Steve Balboni writes:

a private sector company would not be allowed to do this without reporting it and without taking steps to fund such liabilities.

Yes, if only we had some sort of dedicated tax to fund Social Security.

Randy writes:

Ryan,

"Are Medicare and Social Security payoffs to rent-seekers?"

Yes.

"If they are payoffs to "the political class", then why aren't they being funded?"

They are being funded. To date, these programs have always been profitable for the political class. The current discussion of the "looming crisis" is simply propaganda to set the stage for actions necessary to maintain profitability. Social Security is in no immediate danger, but Medicare is - thus the intensity of the propaganda pushing universal healthcare.

"I think whatever the explanation, there needs to be some accounting of mistake, which given the long-standing state of the problem, implies some sort of irrationality, right?"

These programs are in no way irrational. They do now and have always accomplished their objective - to produce a profit for the political class.

Bob Knaus writes:

Ryan - to clarify Randy's point a bit, I thin what he means by "profit for the political class" is political profit, not monetary profit.

There are quite a number of people who value political success far more than monetary success. Consider the number of wealthy people who run for mundane office, or the number of corporate execs who are thrilled to leave their private-sector posts to be secretary of an obscure department. Clearly, political success is a powerful draw.

The federal entitlement programs will only be funded to the extent our elected leaders judge to be politically expedient. The programs are projections, not promises.

You can read words to that effect on the annual benefits projection that the SSA sends you.

Randy writes:

Bob,

True enough about political profit, but I do mean financial profit as well. So far over $2 trillion dollars has gone into the Social Security trustfund, and then passed immediately into the hands of the political class to distribute as they see fit. It is no small amount that found its way into their pockets via the distribution process.

ryan writes:

Bob, sure, political profit not monetary profit. But where does the political profit come from? From voters that are profiting monetarily, right? (If "the idea" of Social Security and Medicare is making someone happy, then we're back to our story of rational irrationality, or maybe just plain irrationality.) For this to work, people have to have some expectation of getting money, so if you're saying that people don't expect to get their rents, then they shouldn't respond by giving the political class any political profit.
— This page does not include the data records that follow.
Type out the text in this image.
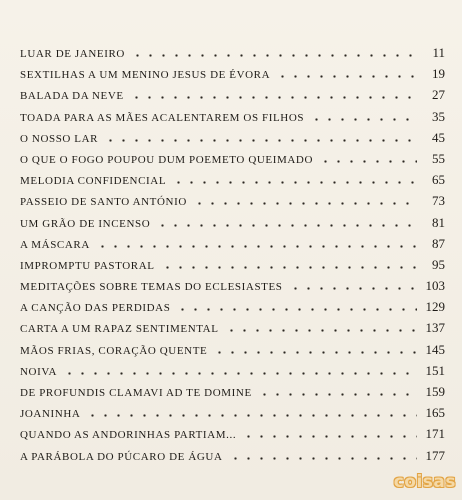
LUAR DE JANEIRO	11
SEXTILHAS A UM MENINO JESUS DE ÉVORA	19
BALADA DA NEVE	27
TOADA PARA AS MÃES ACALENTAREM OS FILHOS	35
O NOSSO LAR	45
O QUE O FOGO POUPOU DUM POEMETO QUEIMADO	55
MELODIA CONFIDENCIAL	65
PASSEIO DE SANTO ANTÓNIO	73
UM GRÃO DE INCENSO	81
A MÁSCARA	87
IMPROMPTU PASTORAL	95
MEDITAÇÕES SOBRE TEMAS DO ECLESIASTES	103
A CANÇÃO DAS PERDIDAS	129
CARTA A UM RAPAZ SENTIMENTAL	137
MÃOS FRIAS, CORAÇÃO QUENTE	145
NOIVA	151
DE PROFUNDIS CLAMAVI AD TE DOMINE	159
JOANINHA	165
QUANDO AS ANDORINHAS PARTIAM...	171
A PARÁBOLA DO PÚCARO DE ÁGUA	177
coisas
So which is it? Are SS & Medicare (a) real rents that rationally generate political profit because they will actually be funded, (b) false promises that won't be fulfilled and so rationally don't actually generate much in the way of political profit, or (c) false promises that are believed by the (rationally?) irrational who then give political profits to the false promisors?

Randy writes:

Ryan,

I'll go with a combination of b and c, false promises. The political class is made up of the deluders, not the deluded. The deluders can and do profit at the expense of the deluded. There's a reason that the political class invests so heavily in propaganda and indoctrination. Why, for example, do so many middle class people believe that Social Security and Medicare are "necessary"? Because that's what they've been taught to believe.

Matt writes:

If you believe Hauser's law, the federal government will spend about 19% of the economy, medium and long term. So, this unfunded liability is not really a liability, but rather a wish never to be fulfilled.

If these liabilities were realistic, then for a young person on his first day at work assumes a $550,000 liability. The underground economy would (and probably is) exploding.

Lord writes:

We should also have an accounting of projected future wars. They are more predictable than one might assume and their costs very large. Budgeting for them may be a mistake though. In down times it may just encourage starting one. Even though this incentive already exists, a budget for it would make it all the easier.